After the Supreme Court’s decision for marriage equality in late June, 26 million friends of the LGBTQ community showed their support — at least on that issue —by putting a rainbow filter over their Facebook profile picture. Ultimately, the freedom to marry and #LoveWins became a “sexy” way for new allies to express their solidarity en masse. It was easy — by clicking a button the supporter and supported both could feel good basking in the glow of new equality and community. I won’t critique the value of the effort– – I have to admit that when I saw the rainbow over the face of my staunchly Catholic straight cousin, it meant a lot.
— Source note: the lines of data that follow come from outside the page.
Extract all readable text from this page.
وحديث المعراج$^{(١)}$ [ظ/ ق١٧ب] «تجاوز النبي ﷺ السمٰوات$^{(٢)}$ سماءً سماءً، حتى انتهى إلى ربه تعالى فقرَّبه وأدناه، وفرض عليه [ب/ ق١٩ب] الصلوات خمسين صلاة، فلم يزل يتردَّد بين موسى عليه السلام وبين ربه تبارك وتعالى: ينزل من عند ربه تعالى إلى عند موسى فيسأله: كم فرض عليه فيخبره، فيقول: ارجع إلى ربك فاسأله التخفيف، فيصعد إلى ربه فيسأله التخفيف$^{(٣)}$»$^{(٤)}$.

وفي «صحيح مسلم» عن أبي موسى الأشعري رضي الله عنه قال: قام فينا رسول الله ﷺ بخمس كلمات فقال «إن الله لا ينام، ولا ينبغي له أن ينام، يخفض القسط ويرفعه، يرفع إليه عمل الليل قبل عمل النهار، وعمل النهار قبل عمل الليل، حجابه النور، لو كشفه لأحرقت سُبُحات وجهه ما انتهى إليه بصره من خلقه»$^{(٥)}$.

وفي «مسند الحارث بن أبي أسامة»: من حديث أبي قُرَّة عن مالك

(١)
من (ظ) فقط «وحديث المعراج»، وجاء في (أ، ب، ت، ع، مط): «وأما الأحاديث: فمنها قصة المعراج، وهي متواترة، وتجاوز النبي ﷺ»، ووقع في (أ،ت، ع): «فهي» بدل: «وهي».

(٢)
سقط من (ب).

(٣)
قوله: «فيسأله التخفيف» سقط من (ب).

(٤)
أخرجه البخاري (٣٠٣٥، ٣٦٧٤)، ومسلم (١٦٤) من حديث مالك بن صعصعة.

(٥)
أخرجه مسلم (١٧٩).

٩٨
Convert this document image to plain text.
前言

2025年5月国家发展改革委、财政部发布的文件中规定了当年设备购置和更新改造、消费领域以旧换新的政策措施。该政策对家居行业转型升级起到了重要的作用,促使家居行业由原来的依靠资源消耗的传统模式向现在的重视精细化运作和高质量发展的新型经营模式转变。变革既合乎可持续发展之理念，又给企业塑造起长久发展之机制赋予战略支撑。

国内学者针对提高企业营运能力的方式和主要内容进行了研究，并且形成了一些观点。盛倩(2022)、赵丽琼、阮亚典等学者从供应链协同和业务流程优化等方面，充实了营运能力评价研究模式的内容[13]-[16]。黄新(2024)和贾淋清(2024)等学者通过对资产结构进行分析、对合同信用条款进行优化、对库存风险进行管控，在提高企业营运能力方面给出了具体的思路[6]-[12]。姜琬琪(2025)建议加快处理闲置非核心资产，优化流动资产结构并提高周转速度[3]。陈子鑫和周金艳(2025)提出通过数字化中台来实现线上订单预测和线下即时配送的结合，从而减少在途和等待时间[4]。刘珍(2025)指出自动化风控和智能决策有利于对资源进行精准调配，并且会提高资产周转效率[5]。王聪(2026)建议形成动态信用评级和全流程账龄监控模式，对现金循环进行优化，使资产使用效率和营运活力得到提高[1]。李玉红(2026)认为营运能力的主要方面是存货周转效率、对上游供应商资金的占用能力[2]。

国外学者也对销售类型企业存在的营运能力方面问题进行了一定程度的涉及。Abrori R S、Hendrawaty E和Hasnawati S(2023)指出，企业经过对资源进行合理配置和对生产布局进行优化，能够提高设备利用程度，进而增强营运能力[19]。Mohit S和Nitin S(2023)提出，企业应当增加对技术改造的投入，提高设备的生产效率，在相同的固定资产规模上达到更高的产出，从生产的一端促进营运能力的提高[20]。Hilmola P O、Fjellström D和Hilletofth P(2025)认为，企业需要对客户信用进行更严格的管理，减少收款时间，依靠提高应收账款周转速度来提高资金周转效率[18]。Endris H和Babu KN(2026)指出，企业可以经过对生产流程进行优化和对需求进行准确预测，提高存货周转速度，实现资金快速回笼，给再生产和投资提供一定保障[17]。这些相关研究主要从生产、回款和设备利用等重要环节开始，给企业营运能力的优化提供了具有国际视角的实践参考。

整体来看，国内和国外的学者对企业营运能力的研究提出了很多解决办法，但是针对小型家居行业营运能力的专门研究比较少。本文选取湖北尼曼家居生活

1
But the gritty work that forges equity at the deepest crossroads of disenfranchisement and marginalization in our society often isn’t so sexy. What it takes to be an ally isn’t as easy as momentary solidarity and the click of a button. It takes commitment and sacrifice — putting a real stake in the ground. That’s why it’s noteworthy that at SAGE in recent years we’ve seen the emergence of true new leaders in the struggle for dignity and equity for LGBT elders. Even more importantly, some of the most game-changing new leaders have come from outside LGBT communities.
These stories of new leadership are a tribute to the courage and vision of new leaders for our cause — individuals who know how to “connect the dots” of social justice and are willing to do so. The stories also reflect emerging strategies of SAGE and other diverse elder communities — strategies that recognize how systems of oppression and privilege intersect, and turn that recognition into powerful action for change and greater equity.
Stepping Out for LGBT Elders of Color in New York
It’s not surprising that the country’s first full-fledged senior center for LGBT elders is located in Chelsea. The historical roots of New York City’s modern LGBT community, and of SAGE itself, are located right down the street in the West Village. Many elders from the Stonewall generation still live, as they have for decades, in the rent-controlled walk-up apartments that remain in these neighborhoods. While this is SAGE’s historical backyard, we also recognize that many of those who most need senior center services are LGBT elders of color — who live at the intersection of LGBTQ identity, race, advanced age, and in many cases poverty. Yet, for the most part, that’s not who was using the SAGE Center in Chelsea. The fact is that, apart from the valiant efforts of GRIOT Circle, the country’s only LGBT elders of color organization, the needs of LGBT elders of color have largely been disregarded. Most elders want to age in place — by continuing to reside in their neighborhoods and communities. For the vast majority of New York City’s LGBT elders of color, that means Harlem, the Bronx, Brooklyn, and Queens — not Chelsea.